Bree Barnett Dreyfuss and Jon Brix
Amador Valley High School, Pleasanton, CA
Jon and Bree discussed several strategies for teaching freshmen Physics:
- Use hands on learning & projects
- Enforce vocabulary
- Use the GUESS (Givens, Unknown, Equation, Substitute and Solve) calculation method
- Encourage partner work
Jon and Bree discussed difficulties in teaching the class due to low math skills, special needs students, varying grade levels, etc. The class requires a variety of strategies and resources in order to keep them engaged. Additional resources will be available on Bree’s website.
“Developing Some of the Skills and Values Needed for Success in Introductory Physics”
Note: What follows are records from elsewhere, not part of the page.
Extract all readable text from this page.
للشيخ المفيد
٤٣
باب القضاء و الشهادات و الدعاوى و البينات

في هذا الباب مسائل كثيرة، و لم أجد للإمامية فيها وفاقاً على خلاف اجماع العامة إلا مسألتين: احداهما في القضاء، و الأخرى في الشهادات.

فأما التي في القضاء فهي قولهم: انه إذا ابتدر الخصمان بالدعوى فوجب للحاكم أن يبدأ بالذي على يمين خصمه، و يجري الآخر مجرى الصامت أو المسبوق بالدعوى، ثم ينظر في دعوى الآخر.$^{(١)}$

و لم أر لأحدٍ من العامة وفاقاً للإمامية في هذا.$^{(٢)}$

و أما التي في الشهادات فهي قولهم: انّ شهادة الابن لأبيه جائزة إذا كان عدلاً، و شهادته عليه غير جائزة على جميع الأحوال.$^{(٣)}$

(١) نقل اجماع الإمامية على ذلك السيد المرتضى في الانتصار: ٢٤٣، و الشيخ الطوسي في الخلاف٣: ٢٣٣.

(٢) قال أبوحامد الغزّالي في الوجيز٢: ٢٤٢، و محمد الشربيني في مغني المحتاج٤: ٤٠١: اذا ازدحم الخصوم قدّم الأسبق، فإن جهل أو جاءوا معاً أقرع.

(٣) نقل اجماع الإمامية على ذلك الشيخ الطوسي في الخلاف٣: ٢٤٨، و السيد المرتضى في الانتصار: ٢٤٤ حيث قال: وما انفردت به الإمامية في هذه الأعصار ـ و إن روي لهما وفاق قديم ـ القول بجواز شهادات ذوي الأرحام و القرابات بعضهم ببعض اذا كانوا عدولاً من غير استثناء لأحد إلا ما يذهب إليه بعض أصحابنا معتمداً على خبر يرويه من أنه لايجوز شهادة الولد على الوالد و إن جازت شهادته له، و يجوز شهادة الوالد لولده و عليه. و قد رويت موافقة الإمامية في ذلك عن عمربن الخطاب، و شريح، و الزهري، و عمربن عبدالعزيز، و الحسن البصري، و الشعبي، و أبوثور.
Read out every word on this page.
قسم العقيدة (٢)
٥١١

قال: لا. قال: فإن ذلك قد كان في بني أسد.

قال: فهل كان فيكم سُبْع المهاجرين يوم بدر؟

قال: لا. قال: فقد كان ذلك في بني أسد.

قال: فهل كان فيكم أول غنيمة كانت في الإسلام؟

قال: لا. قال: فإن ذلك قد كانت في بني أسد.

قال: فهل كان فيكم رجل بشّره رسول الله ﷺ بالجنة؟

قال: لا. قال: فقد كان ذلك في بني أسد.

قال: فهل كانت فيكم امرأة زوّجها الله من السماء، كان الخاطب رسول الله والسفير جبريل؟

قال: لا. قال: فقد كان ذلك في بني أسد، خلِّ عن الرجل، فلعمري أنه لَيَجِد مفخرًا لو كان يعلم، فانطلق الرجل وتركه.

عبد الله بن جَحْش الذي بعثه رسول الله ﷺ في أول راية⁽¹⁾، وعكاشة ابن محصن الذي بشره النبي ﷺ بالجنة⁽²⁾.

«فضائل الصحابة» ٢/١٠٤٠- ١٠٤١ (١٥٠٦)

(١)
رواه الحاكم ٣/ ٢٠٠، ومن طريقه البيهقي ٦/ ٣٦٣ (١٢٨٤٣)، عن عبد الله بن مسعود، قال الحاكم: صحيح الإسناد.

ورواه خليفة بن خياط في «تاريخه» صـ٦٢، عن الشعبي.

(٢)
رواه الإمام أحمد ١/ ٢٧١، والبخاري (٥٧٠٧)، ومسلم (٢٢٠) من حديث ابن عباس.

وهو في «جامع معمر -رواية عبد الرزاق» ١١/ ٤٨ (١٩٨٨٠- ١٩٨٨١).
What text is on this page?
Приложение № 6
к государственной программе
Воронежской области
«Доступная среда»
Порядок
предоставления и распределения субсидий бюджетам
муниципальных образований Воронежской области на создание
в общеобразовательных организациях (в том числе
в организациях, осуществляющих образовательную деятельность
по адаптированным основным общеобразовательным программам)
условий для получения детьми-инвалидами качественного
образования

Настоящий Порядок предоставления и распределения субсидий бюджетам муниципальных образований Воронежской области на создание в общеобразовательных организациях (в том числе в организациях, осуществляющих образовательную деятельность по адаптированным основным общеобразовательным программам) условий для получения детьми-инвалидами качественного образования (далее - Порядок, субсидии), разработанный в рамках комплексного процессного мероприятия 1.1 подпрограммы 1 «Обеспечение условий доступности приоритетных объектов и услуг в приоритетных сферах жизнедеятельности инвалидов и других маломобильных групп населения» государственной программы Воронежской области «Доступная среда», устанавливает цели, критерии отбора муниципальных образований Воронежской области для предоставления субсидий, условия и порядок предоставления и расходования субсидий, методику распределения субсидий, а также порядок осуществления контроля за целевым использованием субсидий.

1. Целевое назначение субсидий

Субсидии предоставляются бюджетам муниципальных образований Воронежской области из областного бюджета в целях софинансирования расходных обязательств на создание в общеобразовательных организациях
Jeff Phillips, President of SCAAPT
Loyola Marymount University, Los Angeles, CA
Jeff discussed data that suggests that students that develop their own understanding of concepts through exploration and discussion increases their understanding. Data was collected throughout the college and analyzed to show this improvement; some data was taken from the Lawson Test. Interesting trends include students believing that they are either “smart” or “dumb” and that the method will not change that. Much of the class time has been replaced with teaching metacognitive skills and problem solving skills. Some activities involve the students determining the variables in the problems. For example, students are handed several different objects with different radii, mass, shapes, etc. to determine what affects the moment of inertia.
“The Law of Refraction in the Tenth Century”
Duygu Demirlioglu, Holy Names University, Oakland, CA
Consider a standard problem: given a light ray, incident in some direction on the flat interface between two transparent media, find the direction of the refracted ray. A straightforward and quite trivial application of Snell’s Law yields the solution. Suppose, however, that you are living a thousand years ago. All you have is a ruler—no protractor, no calculator, and no table of sines. A geometric law of refraction—found in the tenth century but largely unknown in the West—will be presented. This approach suffices to solve all the refraction problems (such as critical angle, apparent depth, and lensmaker’s formula) encountered in any physics textbook. It requires hands-on drawing, but no knowledge of trigonometry, or even much geometry; it allows students to understand the physics with very little mathematics.
“Chasing Shadows: NASA’s Kepler Mission”
Edna DeVore, SETI Institute, Mountain View, CA
An updated version of “Transit Tracks” activity where students interpret light curves to determine the period and the size of the transiting planet will be presented.